As I started to look over the dreams I'd had as a teenager, and thought about how different my life has turned out in comparison to what I'd thought I'd be doing now, I got a little sad. Maybe I knew more than I thought I did back then. Maybe my life might have turned out differently, and I could be sitting in an apartment overlooking central park, polishing my Tonys and chatting on the phone to my BFF Kristen Chenoweth.

And then I found two things that pretty much convinced me that, no, I am in the life I was destined to live, for better or worse. One was a folder full of Forever Knight fanfic zines. Another was a journal entry from my senior English class. The teacher used to write quotes on the board and make us journal about them. I found my entries, which, helpfully, don't have the quotes copied on to them.

September 25, 1997
When the aliens finally come and get me, I will be pretty cool about it. I'll let them do their little experiments on me and whatever, and then I would show them around Earth. I think I would take them bowling, cause that would really help them understand our culture, I think. I think I wouldn't let them see Independence Day, though, cause that might peach them off.
I have seen four UFOs in my life, but none of them have stopped to pick me up.
If I were going to have someone play me in a movie, it would be me, cause I act, or Alex Kingston from
Moll Flanders, cause we have the same hair.

I would love to know what she had written on the board that day to encourage such an explosion of verbal diarrhea.

I would be even more interested to find out what she had written on September 29, 1997:

Okay, I think that the quote means that when you are a kid, you look at things a lot differently and you aren't always trying so hard to figure things out. When you're a kid and you are thinking about something, you find one answer that seems logical to you and you stick with it, but adults feel like they have to know everything, so they don't think as much, they try to have it all figured out. I think it all boils down to your imagination, and how much you use it.

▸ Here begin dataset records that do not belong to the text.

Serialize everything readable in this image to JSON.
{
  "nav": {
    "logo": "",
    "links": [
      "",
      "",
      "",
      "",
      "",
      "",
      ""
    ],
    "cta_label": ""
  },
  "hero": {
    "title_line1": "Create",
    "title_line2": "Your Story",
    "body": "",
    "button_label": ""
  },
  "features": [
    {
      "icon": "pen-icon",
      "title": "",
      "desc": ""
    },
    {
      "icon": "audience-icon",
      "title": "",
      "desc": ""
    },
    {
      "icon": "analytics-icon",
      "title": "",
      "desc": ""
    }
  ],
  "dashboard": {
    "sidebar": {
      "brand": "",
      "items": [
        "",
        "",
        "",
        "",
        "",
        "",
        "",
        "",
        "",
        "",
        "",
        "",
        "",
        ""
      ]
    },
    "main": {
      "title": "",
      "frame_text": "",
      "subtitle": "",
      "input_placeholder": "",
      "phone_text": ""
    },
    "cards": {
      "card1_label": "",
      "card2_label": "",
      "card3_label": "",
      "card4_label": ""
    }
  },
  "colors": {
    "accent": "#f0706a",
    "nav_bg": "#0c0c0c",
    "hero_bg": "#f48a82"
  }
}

Setting aside the fact that I have no idea what I was talking about, I think I was onto something there. When you're a child, a simple answer does satisfy you more than when you're an adult. But it's interesting to look at something like this and think, "What would I think of myself, if seventeen year old Jen could see who she will be at thirty?" I wonder if she had any idea how much she will have to use her imagination as an adult.